CHINAHOY

28-February-2014

Yu Hong : Montrer le temps qui passe dans ses peintures

 

Yu Hong.

 

JON BURRIS*

La carrière de Yu Hong en tant qu'artiste est remarquable à plus d'un titre, étant partie prenante du développement du mouvement de l'art contemporain dans la Chine de l'après Révolution culturelle. Née en 1966, elle fait partie de ceux qui seront connus plus tard comme la nouvelle génération d'artistes qui étudièrent à l'Académie centrale des beaux-Arts de Chine en 1984. Elle fut donc témoin du mouvement de la Nouvelle Vague en 1985 et de la controversée « Exposition de l'Avant-Garde chinoise » de 1989. Au début des années 90, son mari, le peintre Liu Xiaodong, et elle étaient camarades de classes, et amis avec des réalisateurs de film de la sixième génération comme Wang Xiaoshuai qui les a filmés dans son documentaire Vie d'hiver et de printemps qui montre les difficultés de deux étudiants en art. Immédiatement après avoir été diplômée, en 1995, les créations de Hong ont été largement exposées et elle a rapidement été identifiée comme une des peintres du mouvement Nouveau Réalisme alors que d'autres artistes de sa génération en étaient encore à expérimenter dans les genres réalisme cynique et pop art politique. Peut-être plus important encore, elle est devenue professeure à l'Académie centrale des beaux-arts et ses caractéristiques et son talent ont été représentatifs d'une nouvelle génération de professeurs qui ont fait évoluer l'orientation portée depuis de longues années sur l'idéologie réaliste socialiste vers une peinture plus détendue laissant place à une grande interprétation personnelle.

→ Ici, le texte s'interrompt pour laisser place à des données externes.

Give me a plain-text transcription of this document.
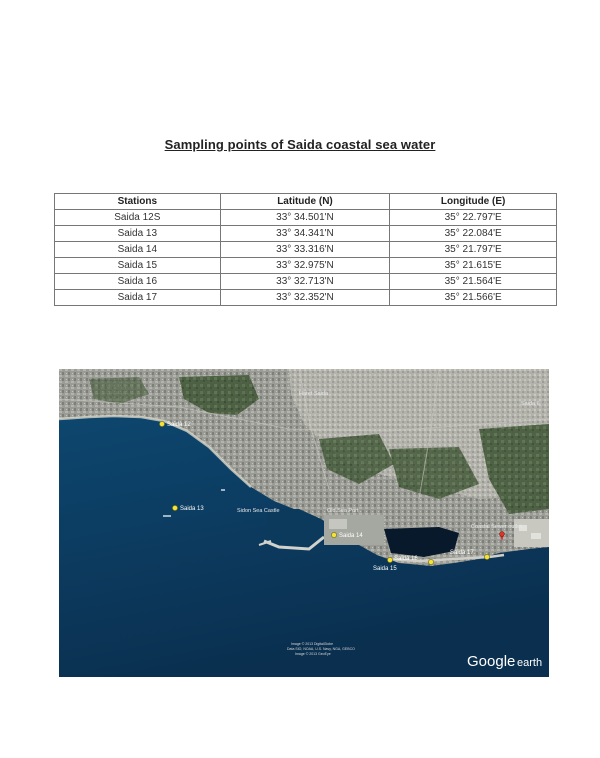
Sampling points of Saida coastal sea water
Stations	Latitude (N)	Longitude (E)
Saida 12S	33° 34.501'N	35° 22.797'E
Saida 13	33° 34.341'N	35° 22.084'E
Saida 14	33° 33.316'N	35° 21.797'E
Saida 15	33° 32.975'N	35° 21.615'E
Saida 16	33° 32.713'N	35° 21.564'E
Saida 17	33° 32.352'N	35° 21.566'E
Haret Saida
Saida 6
Sidon Sea Castle	Old Sea Port
Coastal Sewer outlet
Saida 12
Saida 13
Saida 14
Saida 15
Saida 16
Saida 17
Image © 2013 DigitalGlobe
Data SIO, NOAA, U.S. Navy, NGA, GEBCO
Image © 2013 GeoEye	Google earth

Dans les œuvres de Yu Hong, on peut voir une lente mais certaine maturation de son travail que les autres artistes de son âge ne semblent pas avoir eue. Essayant d'avoir une idée sur la place qu'elle pense avoir sur la scène de l'art contemporain chinois, je lui ai récemment demandé comment elle jugeait l'évolution de ses travaux depuis notre première rencontre à l'Académie centrale des beaux-arts en 1995. « Au début, le thème de mes peintures était la découverte de moi-même. Mon style n'a pas évolué tant que ça au cours des 15 dernières années mais l'histoire a changée. Je suis maintenant plus intéressée par la vie des gens autour de moi. Mon art a été une réponse à tout ce dont j'ai fait l'expérience jour après jour, et mon jugement sur ce qui est important a changé en vieillissant. J'immortalise ma vie au fur et à mesure de son déroulement et cela inclut ma famille et mes amis. » L'art de Yu Hong traite de la simplicité et de l'honnêteté de la vie quotidienne. Néanmoins, ses peintures ne sont pas des stéréotypes. Le développement de son esthétisme a été une catharsis. Ses premières peintures avaient comme sujet sa vie, elles représentaient son mariage, sa grossesse, et sa fille qui est née en 1994. Depuis cette époque, elle peint un autoportrait et un portrait de sa fille tous les ans pour montrer le temps qui passe.

 

Ladder to the sky, œuvre réalisée en 2008.

 

Entre 1999 et 2008, elle a créé une série très forte de 50 « peintures liées » qui montrait le contraste entre sa propre enfance et adolescence et celle de sa fille, complétée par des images et des photographies d'époque pour construire un récit narratif de l'époque à laquelle elle a vécu. En 2008, Hong a commencé à travailler sur deux séries monumentales de toiles se référant à l'art traditionnel chinois ainsi qu'à des travaux religieux classiques. Pour Ladder to the Sky, réalisée en 2008, elle s'est inspirée de Ladder of Divine Ascent, une icône du XIIe siècle du monastère Sainte Catherine, sur le Mont Sinaï, (en Egypte) représentant des moines accédant au Paradis. Pour Romance of Spring, réalisée en 2008, son modèle a été le tableau de la dynastie des Tang The Court Ladies Preparing Newly Woven Silk. Ces deux tableaux ont été revisités en représentant des amis à la place des figures historiques d'origine. À propos de ces travaux-là, Hong dit « dans ces peintures, je combine le traditionnel et le moderne de manière stylistique. Ma façon de voir les choses est asiatique mais la condition humaine est universelle, donc mes thèmes sont universels. C'est naturel de comprendre cela avec le temps. » Je pense que Hong est en train de créer un Nouveau Classicisme avec ses travaux. Le temps nous le dira.

*JON BURRIS, photographe et auteur de renom, a écrit sept livres à propos de la photographie et de l'art contemporain. Ses propres photographies font partie de collections privées et institutionnelles dans le monde entier.